Joseph Gresock commented on SOLR-6199:
--------------------------------------

We would also enjoy this feature, per this discussion: http://lucene.472066.n3.nabble.com/Streaming-large-updates-with-SolrJ-td4144527.html

> SolrJ, using SolrInputDocument methods, requires entire document to be loaded into memory
> -----------------------------------------------------------------------------------------
>
>                 Key: SOLR-6199
>                 URL: https://issues.apache.org/jira/browse/SOLR-6199
>             Project: Solr
>          Issue Type: Bug
>          Components: clients - java
>    Affects Versions: 4.7.3
>            Reporter: Karl Wright
>
> ManifoldCF has historically used Solr's extracting update handler for transmitting binary documents to Solr.  Recently, we've included Tika processing of binary documents, and wanted instead to send an (unlimited by ManifoldCF) character stream as a primary content field to Solr instead.  Unfortunately, it appears that the SolrInputDocument metaphor for receiving extracted content and metadata requires that all fields be completely converted to String objects.  This will cause ManifoldCF to certainly run out of memory at some point, when multiple ManifoldCF threads all try to convert large documents to in-memory strings at the same time.

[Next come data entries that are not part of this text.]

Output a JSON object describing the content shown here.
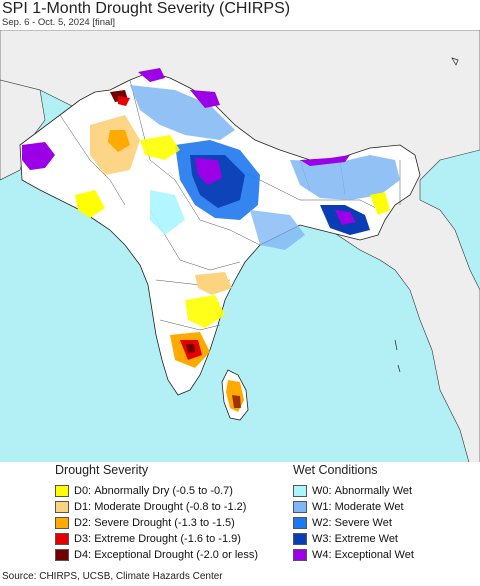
{
  "title": "SPI 1-Month Drought Severity (CHIRPS)",
  "subtitle": "Sep. 6 - Oct. 5, 2024 [final]",
  "legend": {
    "drought": {
      "heading": "Drought Severity",
      "items": [
        {
          "code": "D0:",
          "label": "Abnormally Dry (-0.5 to -0.7)",
          "color": "#ffff00"
        },
        {
          "code": "D1:",
          "label": "Moderate Drought (-0.8 to -1.2)",
          "color": "#fcd37f"
        },
        {
          "code": "D2:",
          "label": "Severe Drought (-1.3 to -1.5)",
          "color": "#ffaa00"
        },
        {
          "code": "D3:",
          "label": "Extreme Drought (-1.6 to -1.9)",
          "color": "#e60000"
        },
        {
          "code": "D4:",
          "label": "Exceptional Drought (-2.0 or less)",
          "color": "#730000"
        }
      ]
    },
    "wet": {
      "heading": "Wet Conditions",
      "items": [
        {
          "code": "W0:",
          "label": "Abnormally Wet",
          "color": "#aaf5ff"
        },
        {
          "code": "W1:",
          "label": "Moderate Wet",
          "color": "#7fb6f5"
        },
        {
          "code": "W2:",
          "label": "Severe Wet",
          "color": "#1f78f0"
        },
        {
          "code": "W3:",
          "label": "Extreme Wet",
          "color": "#0a3cb4"
        },
        {
          "code": "W4:",
          "label": "Exceptional Wet",
          "color": "#9b00e6"
        }
      ]
    }
  },
  "source": "Source: CHIRPS, UCSB, Climate Hazards Center",
  "map_colors": {
    "ocean": "#b3f0f5",
    "land": "#ffffff",
    "outside_land": "#eeeeee",
    "border": "#222222"
  }
}
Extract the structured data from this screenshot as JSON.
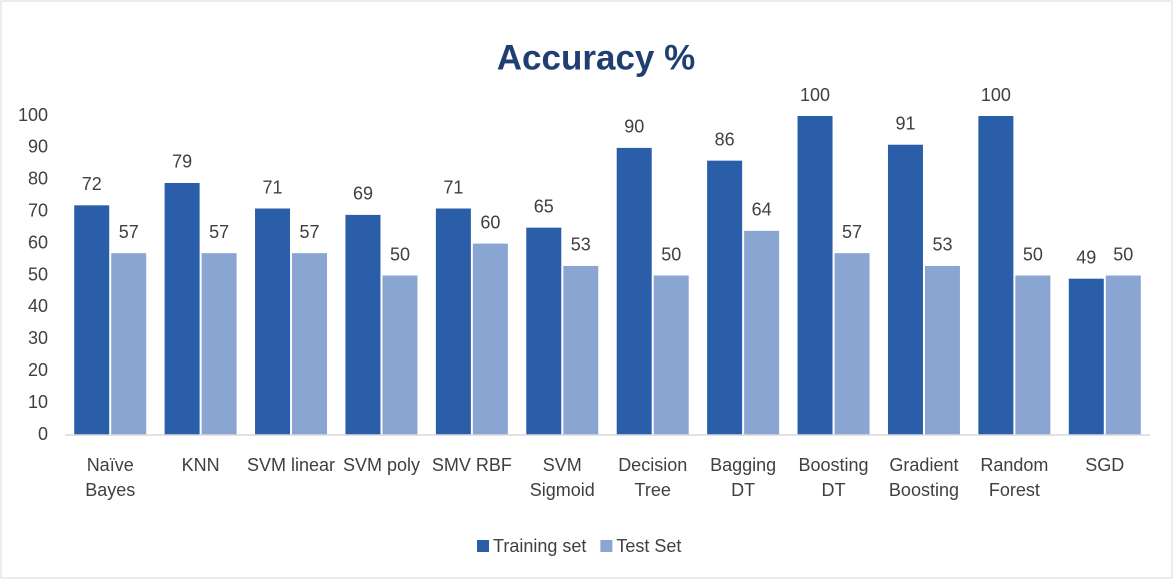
{
  "chart_data": {
    "type": "bar",
    "title": "Accuracy %",
    "categories": [
      "Naïve Bayes",
      "KNN",
      "SVM linear",
      "SVM poly",
      "SMV RBF",
      "SVM Sigmoid",
      "Decision Tree",
      "Bagging DT",
      "Boosting DT",
      "Gradient Boosting",
      "Random Forest",
      "SGD"
    ],
    "series": [
      {
        "name": "Training set",
        "color": "#2a5ea8",
        "values": [
          72,
          79,
          71,
          69,
          71,
          65,
          90,
          86,
          100,
          91,
          100,
          49
        ]
      },
      {
        "name": "Test Set",
        "color": "#8ba5d3",
        "values": [
          57,
          57,
          57,
          50,
          60,
          53,
          50,
          64,
          57,
          53,
          50,
          50
        ]
      }
    ],
    "ylim": [
      0,
      100
    ],
    "yticks": [
      0,
      10,
      20,
      30,
      40,
      50,
      60,
      70,
      80,
      90,
      100
    ],
    "grid": false,
    "legend": "bottom"
  }
}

> I looked into what would be needed to add streaming support to UpdateRequest and SolrInputDocument.  Basically, a legal option would be to set a field value that would be a Reader or a Reader[].  It would be straightforward to implement this, EXCEPT for the fact that SolrCloud apparently makes UpdateRequest copies, and copying a Reader isn't going to work unless there's a backing solid object somewhere.  Even then, I could have gotten this to work by using a temporary file for large streams, but there's no signal from SolrCloud when it is done with its copies of UpdateRequest, so there's no place to free any backing storage.
> If anyone knows a good way to do non-extracting updates without loading entire documents into memory, please let me know.